Personal information
- Date of birth: October 12
- Place of birth: Furth, Germany
- Position: Forward / Midfielder

College career
- Years: Team / Apps / (Gls)
- Essex Community College

Senior career*
- Years: Team / Apps / (Gls)
- 1987–1991: Maryland Bays / 74 / (14)
- 1988–1991: Hershey Impact (indoor) / 83 / (80)
- 1991–1993: Harrisburg Heat (indoor) / 72 / (64)
- 1993–1994: Baltimore Spirit (indoor) / 20 / (12)
- 1995: Albany Alleycats

= John Abe =

German-American soccer player

John Abe is a German-American retired soccer player who played professionally in the American Professional Soccer League and National Professional Soccer League.

==Early years==
Born in Germany to an American military father and a German mother, Abe moved to Baltimore, Maryland when he was thirteen.

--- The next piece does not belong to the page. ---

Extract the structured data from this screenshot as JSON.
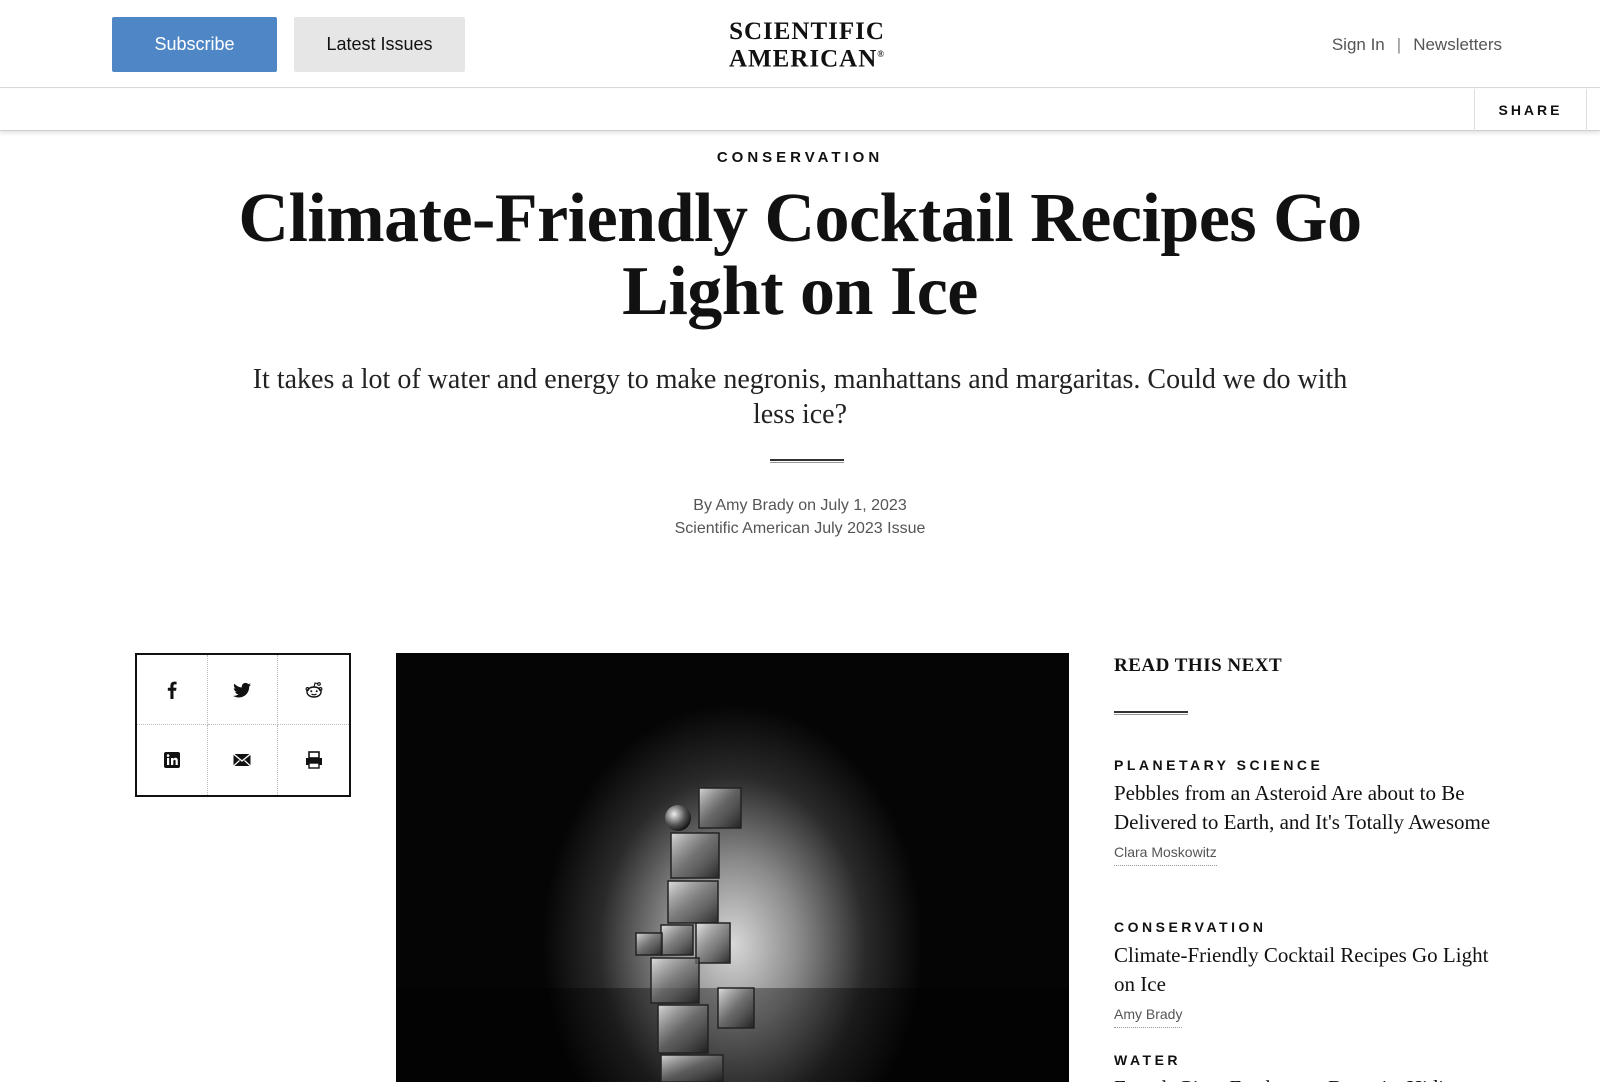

He graduated from Northern High School before attending Essex Community College where he was a two-time junior college All American. In 1981, the Baltimore Blast drafted Abe in the 2nd round of the MISL draft .

==Career==
In 1987, Abe signed with the Maryland Bays of the newly created American Soccer League. He remained with the Bays through the 1991 season and scored the game winning penalty kick in the 1990 APSL Championship game against the San Francisco Blackhawks. In the fall of 1988, he moved indoors with the Hershey Impact of the American Indoor Soccer Association. In 1991, the Impact moved to Harrisburg, Pennsylvania and became the Harrisburg Heat. Abe was named the first ever captain of the Heat but after just two season in Harrisburg, the team released Abe after they could not agree on contract terms. On November 23, 1993, Abe signed with the Baltimore Spirit. In 1995, he played his last season of professional soccer with the Albany Alleycats of the USISL. In 2001 Abe was named to the Harrisburg Heat All Decade team (1991–2001).

==Post-soccer career==
Since retiring from professional soccer, Abe has been working for the Pennsylvania State Education Association and he coaches youth soccer in Central Pennsylvania. Abe has his USSF National "B" License and he also completed the three-week "B" level International Coaching Course of the German Football Association (DFB) (2013)

==Personal life==
Abe currently lives in Enola, Pennsylvania.

He was inducted into the Maryland Soccer Association Hall of Fame in 2000.